Inman

Underwriting rules stacked against independent contractors

I started a business last year, and while a number of people are helping me in various capacities, I have no employees. The two people who work closely with me on a continuing basis are partners, and all the others are independent contractors retained to do specific tasks for a specific amount of money.

At the end of the year, I send them (and the IRS) a 1099, which is the official form used to evidence contract-based income. I have never sent out a W-2, which is the form that goes to employees, and never intend to.
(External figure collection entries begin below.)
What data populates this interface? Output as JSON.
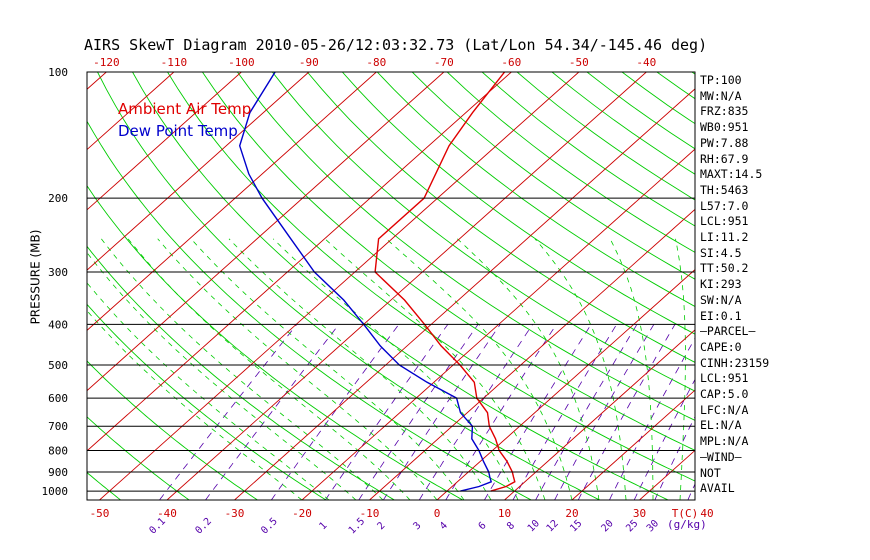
{
  "title": "AIRS SkewT Diagram 2010-05-26/12:03:32.73 (Lat/Lon 54.34/-145.46 deg)",
  "legend": {
    "ambient_label": "Ambient Air Temp",
    "dewpoint_label": "Dew Point Temp"
  },
  "colors": {
    "ambient": "#e00000",
    "dewpoint": "#0000cc",
    "isotherm": "#cc0000",
    "dry_adiabat": "#00cc00",
    "moist_adiabat": "#00cc00",
    "mixing_ratio": "#5500aa",
    "axis": "#000000"
  },
  "side_panel": [
    "TP:100",
    "MW:N/A",
    "FRZ:835",
    "WB0:951",
    "PW:7.88",
    "RH:67.9",
    "MAXT:14.5",
    "TH:5463",
    "L57:7.0",
    "LCL:951",
    "LI:11.2",
    "SI:4.5",
    "TT:50.2",
    "KI:293",
    "SW:N/A",
    "EI:0.1",
    "—PARCEL—",
    "CAPE:0",
    "CINH:23159",
    "LCL:951",
    "CAP:5.0",
    "LFC:N/A",
    "EL:N/A",
    "MPL:N/A",
    "—WIND—",
    "NOT",
    "AVAIL"
  ],
  "chart_data": {
    "type": "line",
    "title": "AIRS SkewT Diagram 2010-05-26/12:03:32.73 (Lat/Lon 54.34/-145.46 deg)",
    "ylabel": "PRESSURE (MB)",
    "xlabel": "T(C)",
    "mixing_ratio_unit": "(g/kg)",
    "y_scale": "log",
    "ylim": [
      1050,
      100
    ],
    "pressure_ticks": [
      100,
      200,
      300,
      400,
      500,
      600,
      700,
      800,
      900,
      1000
    ],
    "bottom_temp_ticks": [
      -50,
      -40,
      -30,
      -20,
      -10,
      0,
      10,
      20,
      30,
      40
    ],
    "top_temp_ticks": [
      -120,
      -110,
      -100,
      -90,
      -80,
      -70,
      -60,
      -50,
      -40
    ],
    "mixing_ratio_labels": [
      "0.1",
      "0.2",
      "0.5",
      "1",
      "1.5",
      "2",
      "3",
      "4",
      "6",
      "8",
      "10",
      "12",
      "15",
      "20",
      "25",
      "30",
      "40"
    ],
    "series": [
      {
        "name": "Ambient Air Temp",
        "pressure": [
          1000,
          975,
          950,
          925,
          900,
          850,
          800,
          750,
          700,
          650,
          600,
          550,
          500,
          450,
          400,
          350,
          300,
          250,
          200,
          150,
          125,
          100
        ],
        "temperature": [
          6.5,
          8,
          8.5,
          7.5,
          6.5,
          4,
          1,
          -1.5,
          -4.5,
          -7,
          -11,
          -14,
          -19,
          -25,
          -31,
          -38,
          -47,
          -52,
          -52,
          -57,
          -59,
          -61
        ]
      },
      {
        "name": "Dew Point Temp",
        "pressure": [
          1000,
          975,
          950,
          925,
          900,
          850,
          800,
          750,
          700,
          650,
          600,
          550,
          500,
          450,
          400,
          350,
          300,
          250,
          200,
          175,
          150,
          125,
          100
        ],
        "temperature": [
          2,
          4,
          5,
          4,
          3,
          0.5,
          -2,
          -5,
          -7,
          -11,
          -14,
          -21,
          -28,
          -34,
          -40,
          -47,
          -56,
          -65,
          -76,
          -82,
          -88,
          -92,
          -95
        ]
      }
    ]
  }
}
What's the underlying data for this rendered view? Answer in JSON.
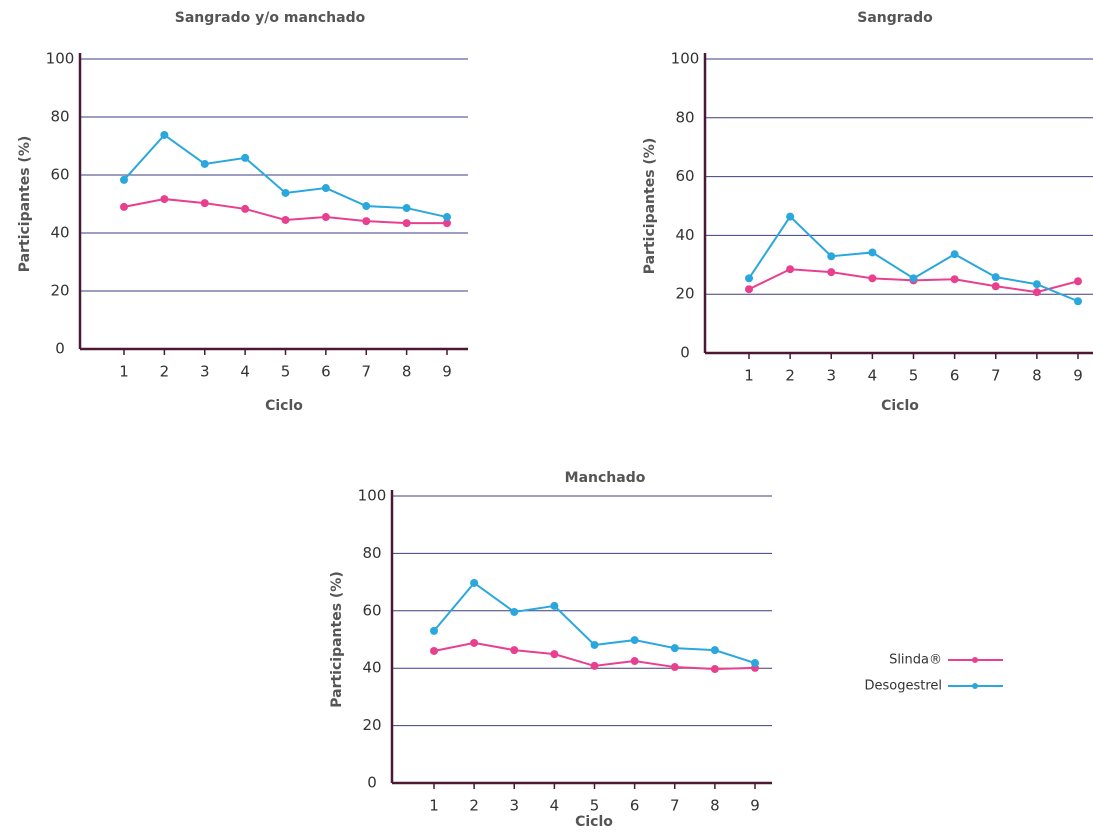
{
  "chart_data": [
    {
      "type": "line",
      "title": "Sangrado y/o manchado",
      "x_label": "Ciclo",
      "y_label": "Participantes (%)",
      "categories": [
        "1",
        "2",
        "3",
        "4",
        "5",
        "6",
        "7",
        "8",
        "9"
      ],
      "ylim": [
        0,
        100
      ],
      "yticks": [
        0,
        20,
        40,
        60,
        80,
        100
      ],
      "grid": true,
      "series": [
        {
          "color": "#e8408f",
          "values": [
            49,
            51.7,
            50.3,
            48.3,
            44.5,
            45.5,
            44.1,
            43.4,
            43.4
          ]
        },
        {
          "color": "#2aa7dd",
          "values": [
            58.3,
            73.8,
            63.8,
            65.9,
            53.8,
            55.5,
            49.3,
            48.6,
            45.5
          ]
        }
      ]
    },
    {
      "type": "line",
      "title": "Sangrado",
      "x_label": "Ciclo",
      "y_label": "Participantes (%)",
      "categories": [
        "1",
        "2",
        "3",
        "4",
        "5",
        "6",
        "7",
        "8",
        "9"
      ],
      "ylim": [
        0,
        100
      ],
      "yticks": [
        0,
        20,
        40,
        60,
        80,
        100
      ],
      "grid": true,
      "series": [
        {
          "color": "#e8408f",
          "values": [
            21.7,
            28.5,
            27.5,
            25.4,
            24.7,
            25.1,
            22.7,
            20.7,
            24.4
          ]
        },
        {
          "color": "#2aa7dd",
          "values": [
            25.4,
            46.4,
            32.9,
            34.2,
            25.4,
            33.6,
            25.8,
            23.4,
            17.6
          ]
        }
      ]
    },
    {
      "type": "line",
      "title": "Manchado",
      "x_label": "Ciclo",
      "y_label": "Participantes (%)",
      "categories": [
        "1",
        "2",
        "3",
        "4",
        "5",
        "6",
        "7",
        "8",
        "9"
      ],
      "ylim": [
        0,
        100
      ],
      "yticks": [
        0,
        20,
        40,
        60,
        80,
        100
      ],
      "grid": true,
      "series": [
        {
          "name": "Slinda®",
          "color": "#e8408f",
          "values": [
            46,
            48.8,
            46.3,
            44.9,
            40.8,
            42.5,
            40.4,
            39.7,
            40.1
          ]
        },
        {
          "name": "Desogestrel",
          "color": "#2aa7dd",
          "values": [
            53,
            69.7,
            59.6,
            61.7,
            48.1,
            49.8,
            47,
            46.3,
            41.8
          ]
        }
      ]
    }
  ]
}
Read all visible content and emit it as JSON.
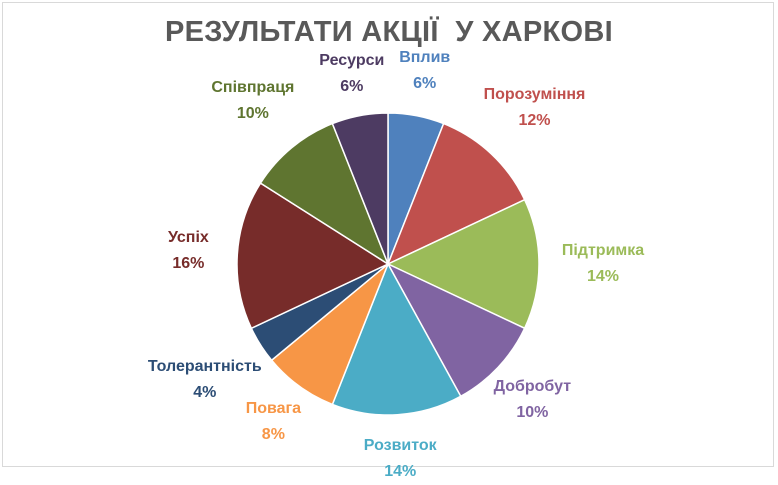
{
  "chart_data": {
    "type": "pie",
    "title": "РЕЗУЛЬТАТИ АКЦІЇ  У ХАРКОВІ",
    "slices": [
      {
        "name": "Вплив",
        "pct_label": "6%",
        "value": 6,
        "color": "#4f81bd",
        "text_color": "#4f81bd"
      },
      {
        "name": "Порозуміння",
        "pct_label": "12%",
        "value": 12,
        "color": "#c0504d",
        "text_color": "#c0504d"
      },
      {
        "name": "Підтримка",
        "pct_label": "14%",
        "value": 14,
        "color": "#9bbb59",
        "text_color": "#9bbb59"
      },
      {
        "name": "Добробут",
        "pct_label": "10%",
        "value": 10,
        "color": "#8064a2",
        "text_color": "#8064a2"
      },
      {
        "name": "Розвиток",
        "pct_label": "14%",
        "value": 14,
        "color": "#4bacc6",
        "text_color": "#4bacc6"
      },
      {
        "name": "Повага",
        "pct_label": "8%",
        "value": 8,
        "color": "#f79646",
        "text_color": "#f79646"
      },
      {
        "name": "Толерантність",
        "pct_label": "4%",
        "value": 4,
        "color": "#2c4d75",
        "text_color": "#2c4d75"
      },
      {
        "name": "Успіх",
        "pct_label": "16%",
        "value": 16,
        "color": "#772c2a",
        "text_color": "#772c2a"
      },
      {
        "name": "Співпраця",
        "pct_label": "10%",
        "value": 10,
        "color": "#5f7530",
        "text_color": "#5f7530"
      },
      {
        "name": "Ресурси",
        "pct_label": "6%",
        "value": 6,
        "color": "#4d3b62",
        "text_color": "#4d3b62"
      }
    ]
  }
}
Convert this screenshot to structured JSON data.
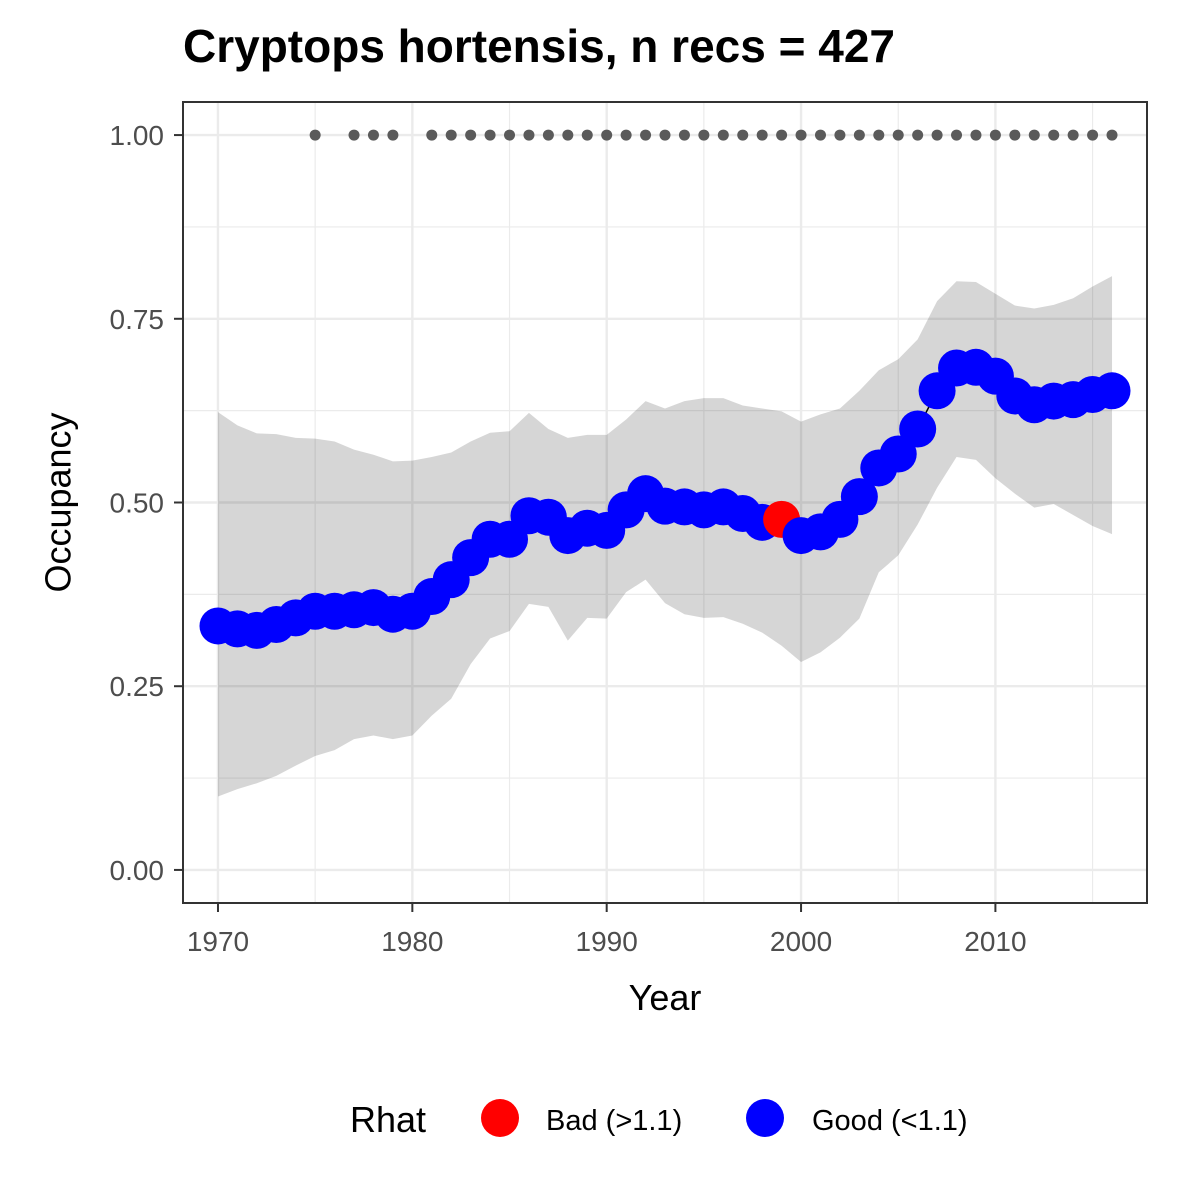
{
  "chart_data": {
    "type": "line",
    "title": "Cryptops hortensis, n recs = 427",
    "xlabel": "Year",
    "ylabel": "Occupancy",
    "xlim": [
      1968.2,
      2017.8
    ],
    "ylim": [
      -0.045,
      1.045
    ],
    "x_ticks": [
      1970,
      1980,
      1990,
      2000,
      2010
    ],
    "x_tick_labels": [
      "1970",
      "1980",
      "1990",
      "2000",
      "2010"
    ],
    "y_ticks": [
      0,
      0.25,
      0.5,
      0.75,
      1.0
    ],
    "y_tick_labels": [
      "0.00",
      "0.25",
      "0.50",
      "0.75",
      "1.00"
    ],
    "grid": true,
    "legend": {
      "title": "Rhat",
      "placement": "bottom",
      "items": [
        {
          "label": "Bad (>1.1)",
          "color": "#ff0000"
        },
        {
          "label": "Good (<1.1)",
          "color": "#0000ff"
        }
      ]
    },
    "colors": {
      "bad": "#ff0000",
      "good": "#0000ff",
      "ribbon": "#d6d6d6",
      "records": "#5a5a5a",
      "gridline": "#ebebeb",
      "frame": "#333333"
    },
    "series": [
      {
        "x": [
          1970,
          1971,
          1972,
          1973,
          1974,
          1975,
          1976,
          1977,
          1978,
          1979,
          1980,
          1981,
          1982,
          1983,
          1984,
          1985,
          1986,
          1987,
          1988,
          1989,
          1990,
          1991,
          1992,
          1993,
          1994,
          1995,
          1996,
          1997,
          1998,
          1999,
          2000,
          2001,
          2002,
          2003,
          2004,
          2005,
          2006,
          2007,
          2008,
          2009,
          2010,
          2011,
          2012,
          2013,
          2014,
          2015,
          2016
        ],
        "values": [
          0.332,
          0.328,
          0.326,
          0.334,
          0.343,
          0.352,
          0.352,
          0.354,
          0.357,
          0.348,
          0.352,
          0.372,
          0.395,
          0.425,
          0.45,
          0.45,
          0.482,
          0.48,
          0.455,
          0.465,
          0.462,
          0.49,
          0.512,
          0.495,
          0.494,
          0.49,
          0.494,
          0.485,
          0.473,
          0.477,
          0.455,
          0.46,
          0.477,
          0.508,
          0.547,
          0.566,
          0.6,
          0.652,
          0.683,
          0.684,
          0.672,
          0.645,
          0.633,
          0.638,
          0.64,
          0.647,
          0.652
        ],
        "rhat": [
          "Good",
          "Good",
          "Good",
          "Good",
          "Good",
          "Good",
          "Good",
          "Good",
          "Good",
          "Good",
          "Good",
          "Good",
          "Good",
          "Good",
          "Good",
          "Good",
          "Good",
          "Good",
          "Good",
          "Good",
          "Good",
          "Good",
          "Good",
          "Good",
          "Good",
          "Good",
          "Good",
          "Good",
          "Good",
          "Bad",
          "Good",
          "Good",
          "Good",
          "Good",
          "Good",
          "Good",
          "Good",
          "Good",
          "Good",
          "Good",
          "Good",
          "Good",
          "Good",
          "Good",
          "Good",
          "Good",
          "Good"
        ],
        "lower": [
          0.1,
          0.11,
          0.118,
          0.128,
          0.142,
          0.155,
          0.163,
          0.178,
          0.183,
          0.178,
          0.183,
          0.21,
          0.233,
          0.28,
          0.315,
          0.325,
          0.362,
          0.358,
          0.312,
          0.343,
          0.342,
          0.378,
          0.395,
          0.363,
          0.348,
          0.343,
          0.344,
          0.335,
          0.323,
          0.305,
          0.283,
          0.296,
          0.316,
          0.342,
          0.405,
          0.428,
          0.47,
          0.52,
          0.562,
          0.558,
          0.533,
          0.512,
          0.493,
          0.498,
          0.483,
          0.468,
          0.457
        ],
        "upper": [
          0.623,
          0.605,
          0.594,
          0.593,
          0.588,
          0.587,
          0.583,
          0.572,
          0.565,
          0.556,
          0.557,
          0.562,
          0.568,
          0.583,
          0.595,
          0.597,
          0.622,
          0.6,
          0.588,
          0.592,
          0.592,
          0.613,
          0.638,
          0.628,
          0.638,
          0.642,
          0.642,
          0.632,
          0.628,
          0.624,
          0.61,
          0.62,
          0.628,
          0.652,
          0.68,
          0.695,
          0.722,
          0.774,
          0.801,
          0.8,
          0.784,
          0.768,
          0.764,
          0.769,
          0.778,
          0.794,
          0.808
        ]
      }
    ],
    "records": {
      "y": 1.0,
      "years": [
        1975,
        1977,
        1978,
        1979,
        1981,
        1982,
        1983,
        1984,
        1985,
        1986,
        1987,
        1988,
        1989,
        1990,
        1991,
        1992,
        1993,
        1994,
        1995,
        1996,
        1997,
        1998,
        1999,
        2000,
        2001,
        2002,
        2003,
        2004,
        2005,
        2006,
        2007,
        2008,
        2009,
        2010,
        2011,
        2012,
        2013,
        2014,
        2015,
        2016
      ]
    }
  }
}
Because I have no employees, I am not an employer, which means that I avoid having to withhold and pay employee income taxes due the federal, state and perhaps local governments. I also avoid employer taxes, including Social Security, Medicare, and federal and state unemployment taxes. I don’t have to provide my partners and independent contractors with equipment, office space, medical insurance, life and disability insurance, pension plans, vacation days, or sick days.

According to the Bureau of Labor Statistics, there were 10.3 million independent contractors in the U.S. in 2005, comprising 7.4 percent of the labor force. This seems to be the most recent data available. Considering the increasing burdens we place on employers, it appears very plausible that the relative importance of independent contractors is substantially higher today. On the day I sat down to write this, a large bakery in Philadelphia announced that it was converting its drivers into independent contractors.

Independent contractors have the advantage of flexibility and independence; they can work for whomever they like, but they lose the security and stability associated with employment. In addition, independent contractors have always been disadvantaged in qualifying for a mortgage, and recently this has taken a marked turn for the worst.

It has always been the case that employees were qualified based on their gross income, while independent contractors were qualified based on their net income — all business expenses are deducted from the income used to qualify. The maximum ratios of housing expense to income, however, are the same for the two groups. I am not aware of a defensible rationale for this difference in treatment.

Worse, in the current market, many independent contractors find it impossible to qualify at all. This reflects stupid turns in federal housing policies in the aftermath of the financial crisis. Following is the unfortunate position one woman found herself in after being reclassified as an independent contractor:

"I was approved for a home loan of $500,000 based on 20 percent down, a 740 credit score, and adequate income that had been verified by the lender. Then all of a sudden the approval turned into disapproval. The firm where I worked for six years was acquired by another firm, and this firm shifted many employees, including me, from W-2 status to 1099. My pay is the same, so why am I being taken advantage of?"

Mortgage lenders don’t take advantage of borrowers by rejecting them, as they make no money on rejected loans. What happened was that this borrower suddenly became an independent contractor, which made her income record as an employee irrelevant. To qualify now, she must document two years of income as an independent contractor. Because the episode occurred in June, and because income as an independent contractor must be documented with annual tax returns, this borrower has to wait 2.5 years before she can qualify.

It wasn’t always this way. Over several decades ending in 2007, underwriting rules became progressively more flexible in balancing one rule against another. The disappointed borrower quoted above, with good credit and a down payment of 20 percent, would have qualified under one of several "alternative documentation" provisions, paying a modest interest-rate penalty for the privilege.

Because such provisions were grossly abused during the bubble period preceding the crisis, all of them were eliminated in a mindless frenzy of rule tightening. If the cardinal sin of the bubble period was providing credit to the hopelessly unqualified, the cardinal sin today is denying credit to the well-qualified — most of whom are independent contractors. They are the "disadvantaged group" of the post-crisis era, and their numbers are growing rapidly.